By Summer Zhen
HONG KONG (Reuters) - Man GLG, the discretionary investment unit of the world's largest publicly traded hedge fund, has gone "underweight" on China after cutting holdings there since January, while pursuing opportunities such as India and AI, a senior fund manager said.
As China's recovery prospects fade, dashing the high hopes that followed last year's post-pandemic reopening, the unit of Man Group is finding it hard to spot long-term, high-growth China stocks worth investing in, said Andrew Swan, Man GLG's head of Asia equities excluding Japan.
"It's a bit tricky to find ideas," Swan said in a phone interview from his Sydney office this week.
"Fundamentally, India surprises positively and China surprises negatively in our view, so naturally investors will take more money out of China and put it into India," he said.
Swan, whose comments marked a sharp contrast with the widespread optimism of just six months ago, said Man GLG - with $26 billion in assets under management - had increased its exposure to India and Southeast Asia in its Asia ex-Japan book.
He also pointed to the explosive development of artificial intelligence as the biggest surprise of the year so far, and is adding Taiwan semiconductors to be better positioned for the AI revolution.
Foreign investors have grown disillusioned with the dull post-COVID-19 recovery in China's economy, the world's second-largest, while worries mount over persistent structural problems such as high unemployment and local government debt.
China's stock benchmark, the CSI 300 Index, has lagged other major world markets, slipping in recent days to its lowest since November and relinquishing most of the gains from the reopening rally, which began last October when authorities began easing COVID-related restrictions.
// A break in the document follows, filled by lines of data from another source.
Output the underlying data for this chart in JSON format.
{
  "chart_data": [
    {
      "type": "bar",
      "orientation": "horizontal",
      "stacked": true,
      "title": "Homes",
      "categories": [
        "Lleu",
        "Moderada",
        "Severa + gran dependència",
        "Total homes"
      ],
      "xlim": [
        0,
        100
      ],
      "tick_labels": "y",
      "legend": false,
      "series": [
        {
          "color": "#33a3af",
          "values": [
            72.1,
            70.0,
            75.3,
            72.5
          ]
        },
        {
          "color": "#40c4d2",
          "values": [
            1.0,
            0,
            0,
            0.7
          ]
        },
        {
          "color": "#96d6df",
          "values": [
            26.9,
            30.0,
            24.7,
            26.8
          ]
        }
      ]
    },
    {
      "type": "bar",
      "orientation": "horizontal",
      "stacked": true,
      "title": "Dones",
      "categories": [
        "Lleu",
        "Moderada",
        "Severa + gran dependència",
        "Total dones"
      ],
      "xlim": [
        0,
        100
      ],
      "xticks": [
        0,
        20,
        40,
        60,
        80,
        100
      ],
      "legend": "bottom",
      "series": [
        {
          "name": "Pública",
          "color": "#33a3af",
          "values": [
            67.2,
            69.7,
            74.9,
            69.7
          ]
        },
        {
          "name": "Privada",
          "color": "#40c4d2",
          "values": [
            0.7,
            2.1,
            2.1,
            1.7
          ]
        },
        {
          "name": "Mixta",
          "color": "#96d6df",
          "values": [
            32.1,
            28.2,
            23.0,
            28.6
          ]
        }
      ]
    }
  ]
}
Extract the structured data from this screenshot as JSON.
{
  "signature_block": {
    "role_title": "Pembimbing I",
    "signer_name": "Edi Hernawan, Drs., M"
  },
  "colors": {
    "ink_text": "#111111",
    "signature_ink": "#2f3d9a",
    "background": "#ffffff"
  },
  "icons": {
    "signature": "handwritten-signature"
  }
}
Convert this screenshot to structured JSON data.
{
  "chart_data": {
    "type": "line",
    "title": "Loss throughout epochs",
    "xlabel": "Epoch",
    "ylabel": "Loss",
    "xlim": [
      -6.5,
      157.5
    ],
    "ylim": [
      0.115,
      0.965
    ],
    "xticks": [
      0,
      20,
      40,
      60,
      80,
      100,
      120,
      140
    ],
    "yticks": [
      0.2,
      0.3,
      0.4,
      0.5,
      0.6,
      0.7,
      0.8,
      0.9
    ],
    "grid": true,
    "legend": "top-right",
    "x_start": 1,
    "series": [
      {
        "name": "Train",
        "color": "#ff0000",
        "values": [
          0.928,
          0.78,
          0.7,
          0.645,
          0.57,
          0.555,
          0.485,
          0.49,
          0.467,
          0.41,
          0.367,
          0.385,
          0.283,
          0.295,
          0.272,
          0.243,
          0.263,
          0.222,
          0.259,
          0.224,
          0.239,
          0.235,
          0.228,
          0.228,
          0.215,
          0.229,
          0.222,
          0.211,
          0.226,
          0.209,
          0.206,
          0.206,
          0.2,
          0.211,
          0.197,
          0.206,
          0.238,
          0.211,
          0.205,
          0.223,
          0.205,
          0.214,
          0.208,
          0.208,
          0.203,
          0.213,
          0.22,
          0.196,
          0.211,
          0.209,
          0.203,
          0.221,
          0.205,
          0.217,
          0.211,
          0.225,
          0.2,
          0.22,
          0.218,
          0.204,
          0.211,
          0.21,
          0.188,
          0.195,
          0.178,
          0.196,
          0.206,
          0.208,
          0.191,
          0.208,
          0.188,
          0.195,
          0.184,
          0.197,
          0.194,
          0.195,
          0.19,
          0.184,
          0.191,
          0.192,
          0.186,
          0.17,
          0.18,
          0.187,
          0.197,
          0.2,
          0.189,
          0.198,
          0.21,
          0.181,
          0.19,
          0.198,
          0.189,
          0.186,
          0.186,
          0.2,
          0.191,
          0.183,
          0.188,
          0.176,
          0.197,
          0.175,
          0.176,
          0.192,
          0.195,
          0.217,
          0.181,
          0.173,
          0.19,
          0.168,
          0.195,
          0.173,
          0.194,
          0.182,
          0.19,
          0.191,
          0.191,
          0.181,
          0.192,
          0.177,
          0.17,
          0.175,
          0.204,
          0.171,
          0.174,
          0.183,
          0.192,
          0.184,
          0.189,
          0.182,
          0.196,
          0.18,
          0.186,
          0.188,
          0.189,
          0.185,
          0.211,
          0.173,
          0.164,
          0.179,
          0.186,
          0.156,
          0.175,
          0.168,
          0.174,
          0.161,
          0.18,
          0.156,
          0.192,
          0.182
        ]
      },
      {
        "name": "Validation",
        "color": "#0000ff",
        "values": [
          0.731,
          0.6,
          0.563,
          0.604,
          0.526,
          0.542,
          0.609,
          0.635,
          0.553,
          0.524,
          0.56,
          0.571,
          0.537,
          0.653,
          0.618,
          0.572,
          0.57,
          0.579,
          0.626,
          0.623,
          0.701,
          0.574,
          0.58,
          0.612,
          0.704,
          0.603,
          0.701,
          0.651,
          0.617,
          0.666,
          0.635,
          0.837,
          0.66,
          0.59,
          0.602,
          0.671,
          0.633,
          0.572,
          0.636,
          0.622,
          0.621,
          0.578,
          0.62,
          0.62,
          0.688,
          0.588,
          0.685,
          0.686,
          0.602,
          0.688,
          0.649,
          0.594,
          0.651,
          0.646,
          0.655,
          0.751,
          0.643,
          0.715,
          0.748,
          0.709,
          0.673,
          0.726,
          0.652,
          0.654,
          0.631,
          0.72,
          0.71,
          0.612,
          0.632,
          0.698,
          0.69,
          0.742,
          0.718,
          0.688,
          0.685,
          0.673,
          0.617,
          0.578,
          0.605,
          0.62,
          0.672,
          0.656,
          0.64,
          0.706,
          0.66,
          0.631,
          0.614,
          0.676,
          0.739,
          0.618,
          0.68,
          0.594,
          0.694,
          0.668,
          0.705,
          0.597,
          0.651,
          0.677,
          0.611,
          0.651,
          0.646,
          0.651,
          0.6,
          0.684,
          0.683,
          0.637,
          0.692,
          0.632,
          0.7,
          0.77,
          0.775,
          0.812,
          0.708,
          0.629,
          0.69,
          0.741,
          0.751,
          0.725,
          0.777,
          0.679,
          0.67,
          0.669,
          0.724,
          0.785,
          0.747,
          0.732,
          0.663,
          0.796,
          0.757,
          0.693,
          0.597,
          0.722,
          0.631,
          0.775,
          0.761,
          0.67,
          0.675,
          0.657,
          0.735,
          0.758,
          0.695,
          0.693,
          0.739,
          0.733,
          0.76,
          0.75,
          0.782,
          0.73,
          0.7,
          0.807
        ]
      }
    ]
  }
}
Hedge funds' net allocations to China have steadily declined from their recent peak at the end of January, Goldman Sachs (NYSE:GS) said in a note last week, while foreign buying has picked up strongly since April elsewhere in North Asia and in India.
Man GLG changed its view on China to positive in the third quarter of last year, just ahead of the reopening, while the switch to "underweight" was made about three months ago, Swan said.
"As the initial optimism on the recovery has faded, the harsh reality of the situation in China has emerged that there's not a lot of confidence there," Swan said.
"We changed our view really from the first quarter where we started to take some money off the table after the rebound."
Year-to-date returns on Man GLG Asia (ex-Japan) Equity Fund's USD Class managed by Swan were largely flat as of the end of May, according to Refinitiv data.
Swan said his team would continue to own Chinese travel, entertainment and food service stocks while focusing much of their effort on identifying companies in China that would benefit from rapid developments in generative AI.